La mère, pour remercier mon père, lui a dit : "Hey, Mr Birkin, quand le terrible jour arrivera, je ferai un superbe travail sur vous !" Or, nous devons accepter tout cela, c'est la vie même. Donc Taubira, oui, j'applaudi des deux mains. Comme elle a raison ! Sa façon de parler est droite, nette, forte, ce qui a pu mener à penser qu'elle n'avait pas besoin d'être défendue. Si l'on lançait un appel large et national, je suis sûre qu'il y aurait beaucoup plus de signataires que ce que l'on peut imaginer.
Vous avez souvent dit qu'Arabesque, créé au Festival d'Avignon en 1999 et qui revisite le répertoire de Serge Gainsbourg sur des sonorités moyennes-orientales, était une bonne manière de lutter contre les préjugés.
Sans aucun doute. Par ailleurs, appartenir à une famille mixte m'a beaucoup apporté. Moi, ça m'a aidé de connaître Serge, Juif, je n'en connaissais pas d'autres. Ça m'aide que mon petit fils soit à moitié noir, je le vois. On est plus vigilant, sinon j'aurais été bêtement anglaise. Des réflexions bêtes comme "Il est un peu typé, non ?" deviennent insupportables. On est aux aguets. Les Français ont cet atout d'être mélangés.

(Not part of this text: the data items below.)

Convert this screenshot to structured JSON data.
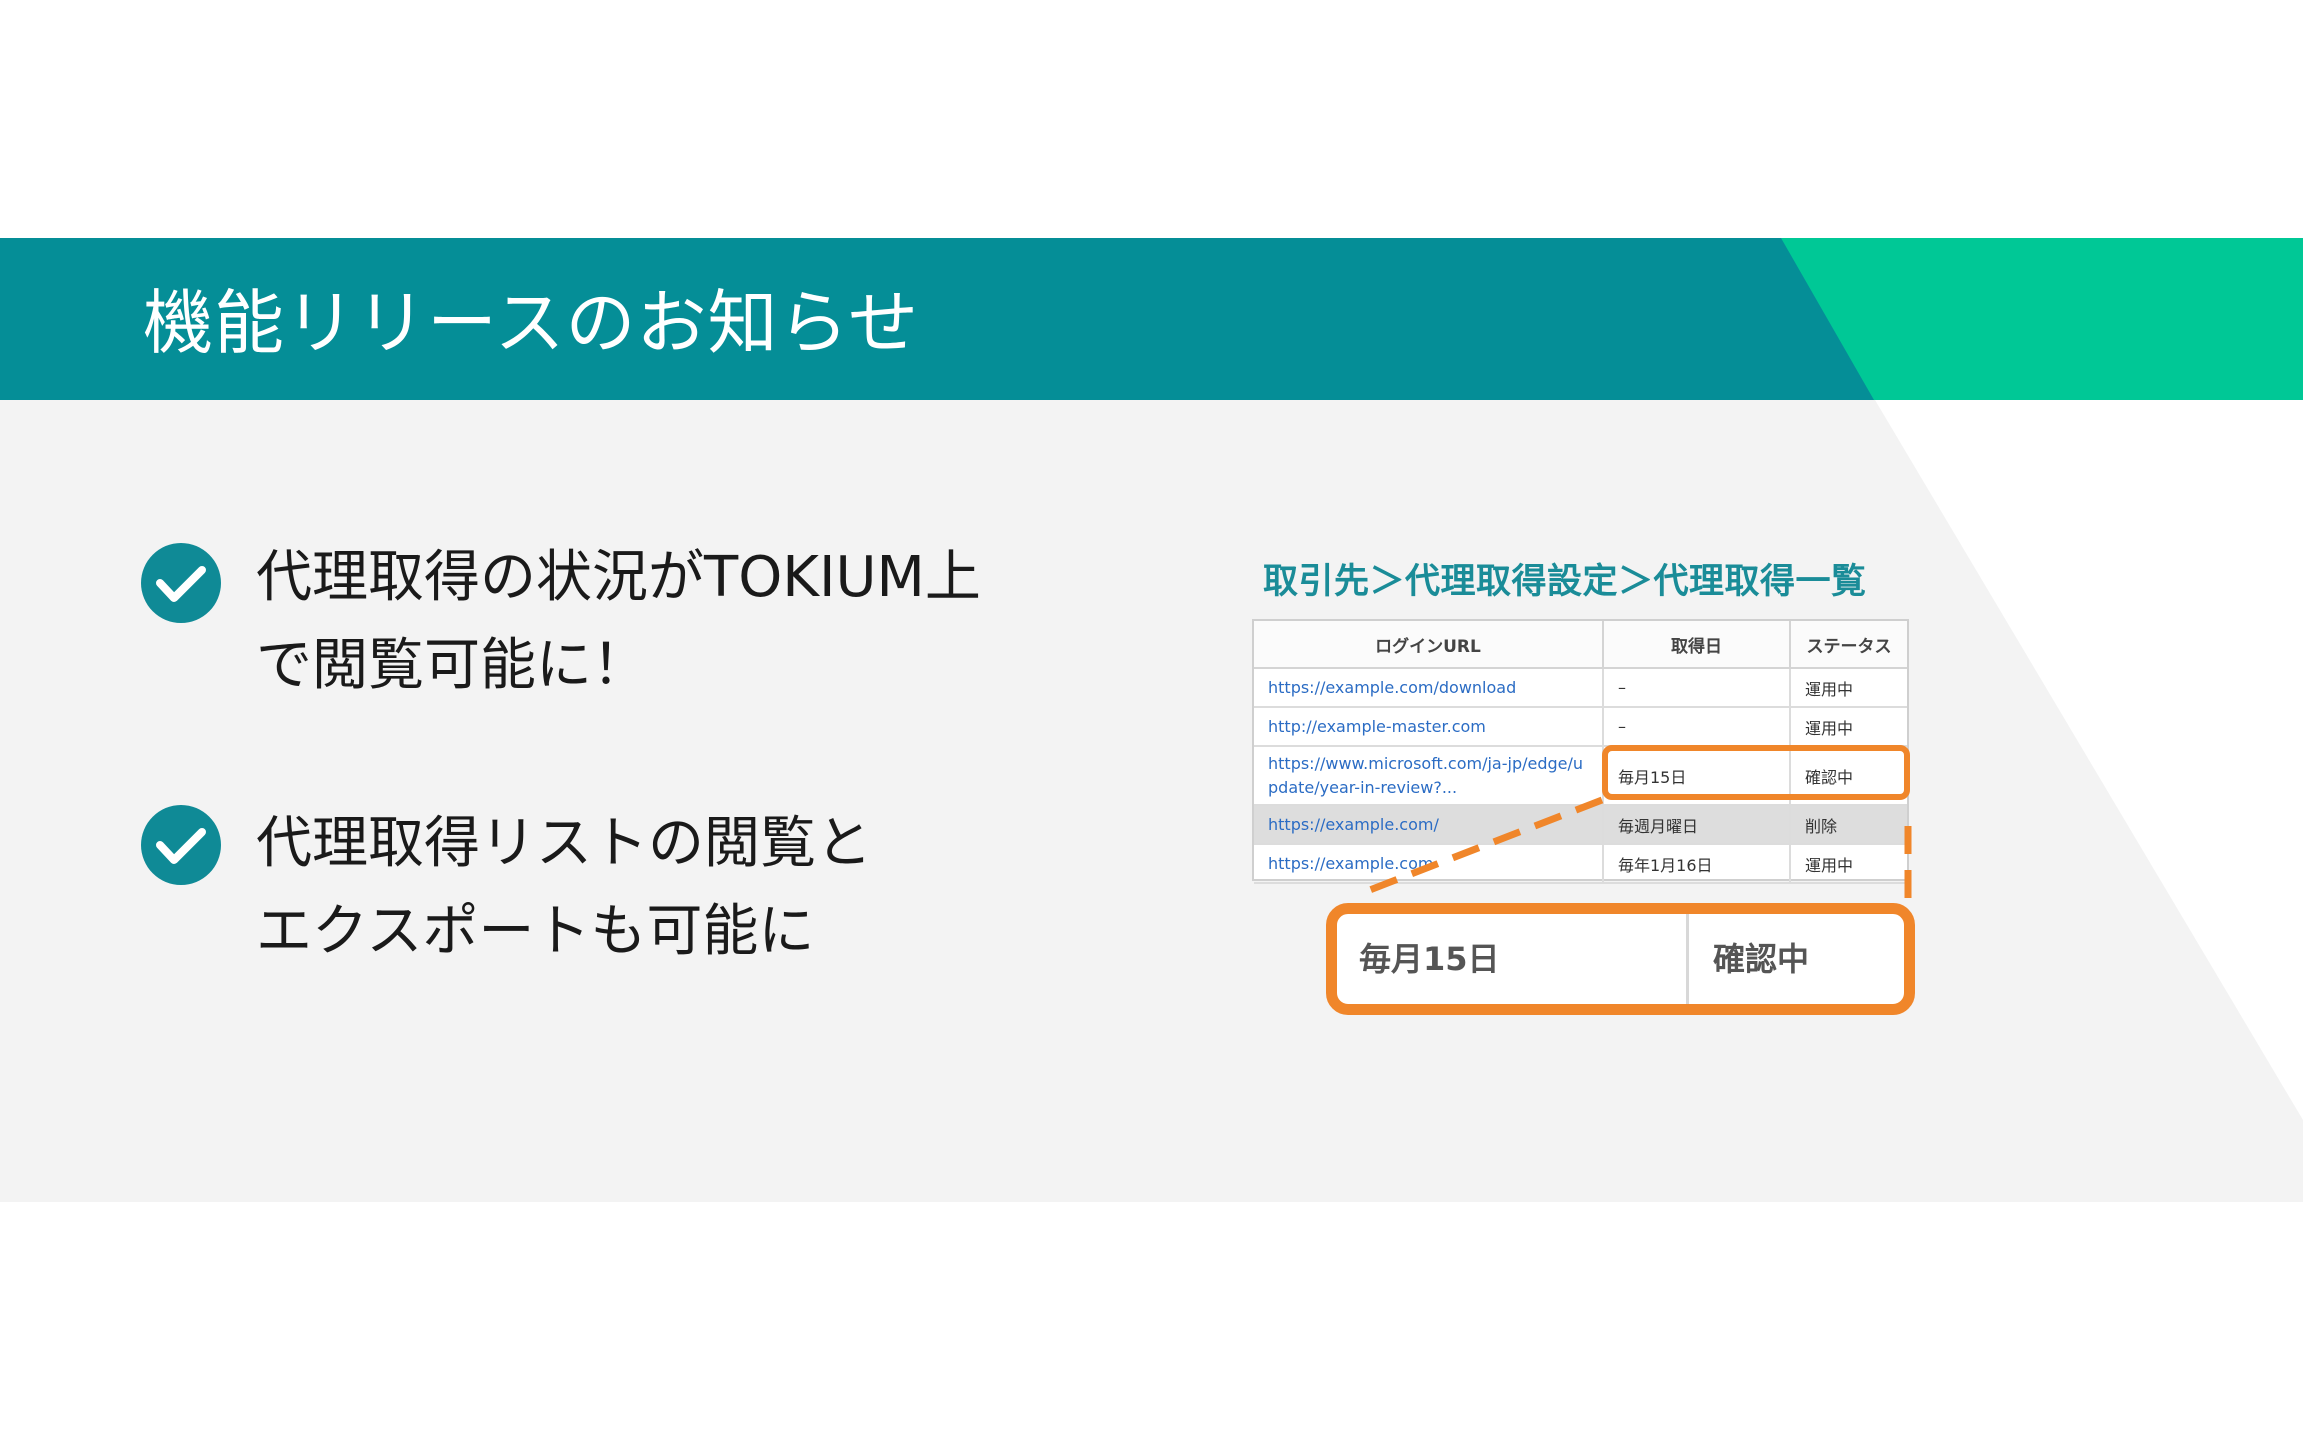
{
  "header": {
    "title": "機能リリースのお知らせ",
    "bg_color": "#058e97",
    "accent_color": "#00c896"
  },
  "bullets": [
    {
      "icon": "check-circle-icon",
      "line1": "代理取得の状況がTOKIUM上",
      "line2": "で閲覧可能に！"
    },
    {
      "icon": "check-circle-icon",
      "line1": "代理取得リストの閲覧と",
      "line2": "エクスポートも可能に"
    }
  ],
  "screenshot": {
    "breadcrumb": "取引先＞代理取得設定＞代理取得一覧",
    "columns": [
      "ログインURL",
      "取得日",
      "ステータス"
    ],
    "rows": [
      {
        "url": "https://example.com/download",
        "date": "–",
        "status": "運用中"
      },
      {
        "url": "http://example-master.com",
        "date": "–",
        "status": "運用中"
      },
      {
        "url": "https://www.microsoft.com/ja-jp/edge/update/year-in-review?...",
        "date": "毎月15日",
        "status": "確認中"
      },
      {
        "url": "https://example.com/",
        "date": "毎週月曜日",
        "status": "削除"
      },
      {
        "url": "https://example.com",
        "date": "毎年1月16日",
        "status": "運用中"
      }
    ],
    "highlight_color": "#f0862a",
    "zoom": {
      "date": "毎月15日",
      "status": "確認中"
    }
  }
}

Mais où se cache la colère ?

Justement, nous les artistes, acteurs, musiciens, chanteurs, avons cette chance de nous exprimer, de rendre cette colère, de la faire sortir. Et puis, il y a des jeunes dans la rue, certains qui se battent contre les fascistes. C'est jubilatoire, ils ont des couilles. J'ai été très frappée récemment par un entretien donné au Monde par le chercheur bouddhiste Matthieu Ricard. Il parle de l'empathie, qui se voit sur les IRM, qui se développe avec la méditation et le calme, et qui gagne du terrain sur la case d'à côté, qui est celle de la peur de l'autre. Je me suis dit que cela était un antipoison contre le FN. A 66 ans, je commence le yoga. L'empathie me paraît tout à coup essentielle.